Global InsurTech attracts $1bn of VC investment in the first half of 2016

The first two quarters of 2016 have seen over $1 billion in VC investment according to ‘The Pulse of Fintech Report’ – a collaboration between KPMG International and CB Insights.

VC investment into wider FinTech firms fell by almost 50% in Q2’16 but InsurTech stands out as it continued to attract significant attention.

The $1bn VC investment was spread across 82 deals, 63% of which were with US based start-ups. Similarly, 15 of the 20 biggest InsurTech deals in the quarter were in the US, with 3 in Asia and 2 in the UK.

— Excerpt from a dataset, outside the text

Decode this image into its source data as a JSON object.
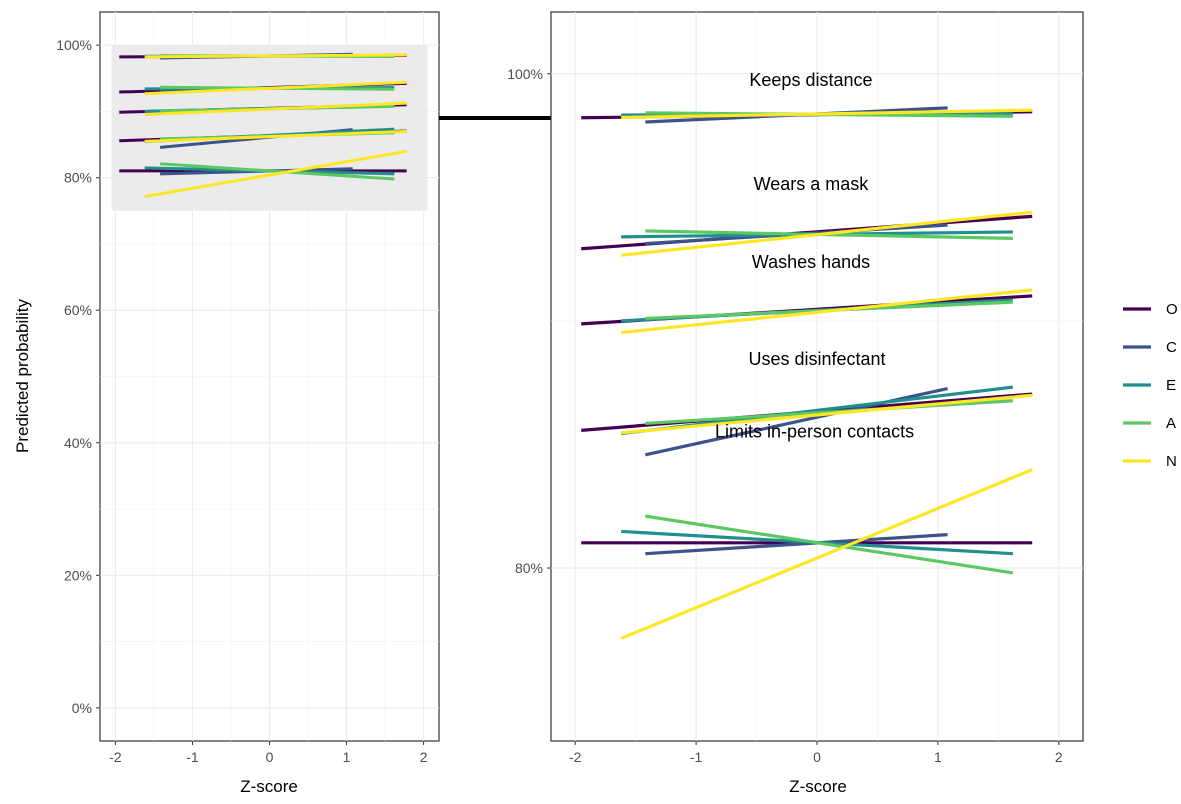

However, despite not attracting the most, or the biggest deals, the UK is seen as an important leader in the InsurTech space for healthcare, automotive insurance, comparison websites and data management. In addition, the UK's InsurTech sector is showing the emergence of businesses focussed on artificial intelligence, on-demand insurance, P2P, blockchain and IoT related insurance solutions.  

Murray Raisbeck, Partner, InsurTech, KPMG UK said “In 2015, InsurTech came into its own, attracting $2.5 billion of VC investment, a massive leap compared to the previous 4 years. 2016 is on track to be another strong year as many traditional insurers are increasingly creating their own venture capital funds in order to invest in technology companies.”